Вот в этом "крокодиле" мы и обнаружили для себя объяснение странным "канализационным" реминисценциям в соответствующей, "шиллеровской" реплике из первой сцены трагедии. Слово "крокодил" ввергает нас, читателей пьесы Пушкина - в совершенно другую эпоху, а вместе с тем - ввергает туда же, в тот же временной срез и ПОНЯТИЕ "канализации".

Нельзя же, право, читая первую сцену пушкинской трагедии, не задуматься над монотонно, на всем ее протяжении сменяющими друг друга именами собеседников: Альбер... Жид... Альбер... Жид... Не узнать, не прозреть, рано или поздно, в этом повторении указывающих на принадлежность реплик имен - фигуры... французского писателя первой половины ХХ века, личное имя которого перкликается с именем пушкинского персонажа, а фамилия - так и вовсе совпадает с именованием его собеседника: АНДРЕ ЖИД! Нельзя, невозможно не узнать, а вслед за тем - не задуматься о причинах такого сходства.

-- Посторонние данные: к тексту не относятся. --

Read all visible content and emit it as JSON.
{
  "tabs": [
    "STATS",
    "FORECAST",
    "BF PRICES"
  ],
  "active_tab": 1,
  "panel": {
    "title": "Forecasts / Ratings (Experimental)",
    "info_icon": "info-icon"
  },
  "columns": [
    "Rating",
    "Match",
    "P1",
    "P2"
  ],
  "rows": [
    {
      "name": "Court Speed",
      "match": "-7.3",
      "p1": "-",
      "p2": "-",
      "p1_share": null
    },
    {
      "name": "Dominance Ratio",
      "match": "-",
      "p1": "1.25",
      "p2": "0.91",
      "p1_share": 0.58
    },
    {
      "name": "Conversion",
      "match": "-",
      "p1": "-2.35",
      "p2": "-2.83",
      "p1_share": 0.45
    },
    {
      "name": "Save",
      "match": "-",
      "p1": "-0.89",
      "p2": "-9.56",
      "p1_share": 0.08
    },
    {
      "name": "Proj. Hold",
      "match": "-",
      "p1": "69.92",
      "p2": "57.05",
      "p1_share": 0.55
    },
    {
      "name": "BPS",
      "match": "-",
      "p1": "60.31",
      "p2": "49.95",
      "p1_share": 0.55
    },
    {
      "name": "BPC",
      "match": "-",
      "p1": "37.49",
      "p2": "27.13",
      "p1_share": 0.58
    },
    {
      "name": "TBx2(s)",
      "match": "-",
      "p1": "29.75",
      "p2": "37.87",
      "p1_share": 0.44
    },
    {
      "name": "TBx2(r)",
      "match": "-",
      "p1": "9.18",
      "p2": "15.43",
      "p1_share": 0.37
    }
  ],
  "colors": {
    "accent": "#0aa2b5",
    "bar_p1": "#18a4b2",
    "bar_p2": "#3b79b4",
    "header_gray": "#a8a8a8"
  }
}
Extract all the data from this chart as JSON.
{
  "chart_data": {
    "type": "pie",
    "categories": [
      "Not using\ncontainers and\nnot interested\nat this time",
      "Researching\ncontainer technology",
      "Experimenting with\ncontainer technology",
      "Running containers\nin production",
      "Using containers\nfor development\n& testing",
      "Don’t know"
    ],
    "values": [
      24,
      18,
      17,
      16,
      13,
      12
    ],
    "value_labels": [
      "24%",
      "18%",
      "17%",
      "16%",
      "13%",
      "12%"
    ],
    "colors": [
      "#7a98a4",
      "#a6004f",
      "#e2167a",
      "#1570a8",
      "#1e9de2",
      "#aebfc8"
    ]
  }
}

Я и задумался, и ломал над этой загадкой голову до тех пор, пока не понял, что эта литературная шутка Пушкина - просто... сигналит, семафорит о целом комплексе других предвосхищающих, трансвременных реминисценций, на этот раз - как нельзя более серьезных, пронизывающих насквозь это драматургическое произведение.

Тем более, что "перемещение" происходит - в эпоху, временной срез, в литературе которой образный строй пушкинской трагедии найдет самый неожиданный отзвук. В эпоху, поэт которой, не иначе как следуя образной аллегорике пушкинской трагедии, будет сравнивать себя и с... "ящерами":


                ...С теченьем лет я становлюсь подобием
                чудовищ ископаемо-хвостатых...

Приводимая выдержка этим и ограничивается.